The Red Barn farm stand, which sells just-picked produce from Ann Teller's Oak Hill Ranch just south of Glen Ellen, had baby fennel, little gem lettuce, small yellow and variegated summer zuchinni, and the last of spring's green garlic to offer. Local Petaluma egg yolks went into hand-made tagliatelle pasta--the sheet finally so thin the countertop's marble veining could be seen through it. The green garlic and fennel were finely diced, sauted in Clover organic butter and dusted with lemon thyme and chives from the herb pot. The multi-colored zuchinni were julienned, tossed with a bit of oil and salt, and set atop the stainless mesh splatter-guard over the coals, and tossed and moved around in the heat and smoke for just a few minutes, as the fresh pasta cooked briefly in salted water. As I took the squash off the heat, I added some branches of oak and manzanita to reinvigorate the coals. All these ingredients were combined into a coil on black plates hand-made by a local potter friend, and the combination was silky, slightly smokey, with a hint of garlic and a subtle kick from the fresh herbs. A dish simple and complex, subtle and earthy all at the same time.

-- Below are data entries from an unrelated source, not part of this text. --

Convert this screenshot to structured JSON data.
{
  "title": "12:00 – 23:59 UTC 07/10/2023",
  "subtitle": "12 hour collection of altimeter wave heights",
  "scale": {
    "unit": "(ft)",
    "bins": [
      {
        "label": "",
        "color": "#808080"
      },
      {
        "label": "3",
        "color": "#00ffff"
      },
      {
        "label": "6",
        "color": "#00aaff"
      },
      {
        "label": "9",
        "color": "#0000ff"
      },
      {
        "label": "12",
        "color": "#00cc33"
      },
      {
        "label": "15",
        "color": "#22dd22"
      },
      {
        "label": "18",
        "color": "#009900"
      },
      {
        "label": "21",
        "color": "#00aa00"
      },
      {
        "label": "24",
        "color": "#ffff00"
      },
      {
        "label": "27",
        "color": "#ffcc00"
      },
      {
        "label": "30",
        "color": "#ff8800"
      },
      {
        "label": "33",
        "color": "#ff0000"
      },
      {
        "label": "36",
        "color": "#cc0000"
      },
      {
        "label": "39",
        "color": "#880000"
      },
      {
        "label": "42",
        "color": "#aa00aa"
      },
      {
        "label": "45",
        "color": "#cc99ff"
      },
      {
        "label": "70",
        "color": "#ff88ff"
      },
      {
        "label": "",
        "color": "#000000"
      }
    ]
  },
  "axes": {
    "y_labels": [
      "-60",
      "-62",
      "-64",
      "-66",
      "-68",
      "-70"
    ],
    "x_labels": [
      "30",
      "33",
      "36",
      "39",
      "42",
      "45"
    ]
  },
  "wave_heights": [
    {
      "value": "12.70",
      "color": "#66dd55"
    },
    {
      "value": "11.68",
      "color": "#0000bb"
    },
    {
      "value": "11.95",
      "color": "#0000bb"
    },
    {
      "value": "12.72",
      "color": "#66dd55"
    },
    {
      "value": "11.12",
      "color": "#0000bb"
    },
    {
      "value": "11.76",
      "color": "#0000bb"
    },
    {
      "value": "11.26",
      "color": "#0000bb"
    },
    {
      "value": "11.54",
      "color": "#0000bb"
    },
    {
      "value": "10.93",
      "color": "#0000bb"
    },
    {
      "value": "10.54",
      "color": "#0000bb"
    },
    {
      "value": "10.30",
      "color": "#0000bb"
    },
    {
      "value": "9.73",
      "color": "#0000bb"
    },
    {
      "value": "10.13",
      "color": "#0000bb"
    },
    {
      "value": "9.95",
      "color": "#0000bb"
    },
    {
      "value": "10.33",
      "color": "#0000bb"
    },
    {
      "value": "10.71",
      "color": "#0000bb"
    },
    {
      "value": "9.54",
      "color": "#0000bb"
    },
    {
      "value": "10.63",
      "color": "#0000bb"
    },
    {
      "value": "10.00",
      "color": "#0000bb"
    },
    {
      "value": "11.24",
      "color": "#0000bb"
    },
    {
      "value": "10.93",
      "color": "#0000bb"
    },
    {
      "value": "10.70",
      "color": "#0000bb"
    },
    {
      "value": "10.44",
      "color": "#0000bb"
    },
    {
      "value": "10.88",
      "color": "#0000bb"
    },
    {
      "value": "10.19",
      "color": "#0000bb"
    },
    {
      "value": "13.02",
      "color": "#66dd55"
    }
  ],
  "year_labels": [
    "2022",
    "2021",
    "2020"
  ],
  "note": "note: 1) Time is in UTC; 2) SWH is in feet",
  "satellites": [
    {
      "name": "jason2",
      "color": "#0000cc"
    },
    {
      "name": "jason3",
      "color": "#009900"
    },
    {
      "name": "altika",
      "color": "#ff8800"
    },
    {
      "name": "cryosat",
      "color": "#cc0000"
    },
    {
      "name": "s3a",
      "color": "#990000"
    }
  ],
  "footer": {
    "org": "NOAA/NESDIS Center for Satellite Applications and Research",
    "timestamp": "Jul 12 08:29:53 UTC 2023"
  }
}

Scott, the head butcher at Sonoma Market, who fills in a couple days a week at our local Glen Ellen Market, ordered for us some 2-inch rib eye steaks of American Wagyu beef from Masami Ranch in Corning. The thick steaks are beautifully marbled--maybe around grade 7/8 on the Japanese 12 point (12 is more fat marbling than beef) scale. They dry-aged in the back of the fridge for about 5 days, and then were salted and rubbed with a bit of garlic and soy. These are some bad-boy steaks. When the coals were again at the right searing heat, the steaks went on the cast iron for about 8-9 minutes, flipped every two, then wrapped and rested for long enough to open the 2000 Chateauneuf du Pape Vieux Telegraph--a wine that always has a hint of smoke in the nose. I sliced the steaks crosswise thinly, and served the meat naked, with absolutely nothing else, save salt and pepper on the table. It was both tender and dense, juicy, intensely beefy, with just the right overtone of woodsmoke. Awesome steak, right up with what we've had at fine local establishments such as Stark's Steakhouse and Cole's Chophouse.

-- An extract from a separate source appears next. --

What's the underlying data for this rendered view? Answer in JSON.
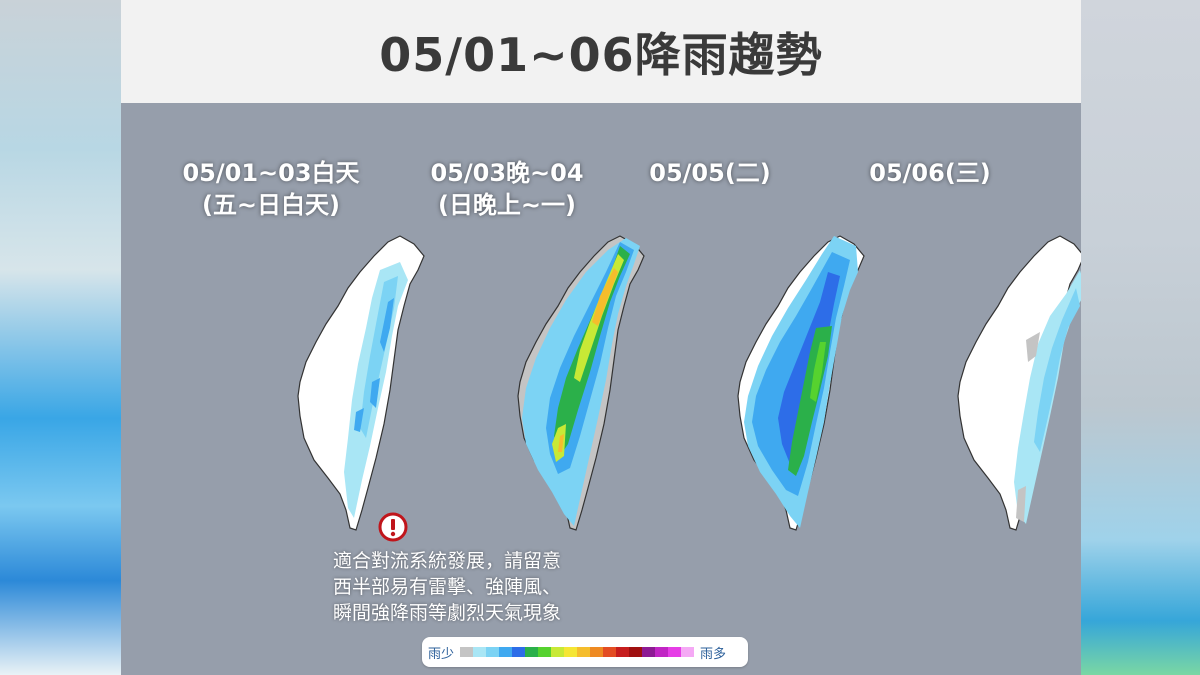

To bring our grill-extravaganza to a close, I quickly grill-marked quartered little-gem lettuces from Oak Hill over the last of the coals, and drizzled them with a creamy Laura Chenel goat cheese dressing, and tossed on some bacon shards and avocado dice. A refreshing wrap-up.

Re-creating all that Chef Arguinzoniz does in Axpe is simply not possible. But this repast, acclaimed by the diners that enjoyed it--shows that our local ingredients combined with some skill, restraint and ingenuity can result in a pretty darned fine repast.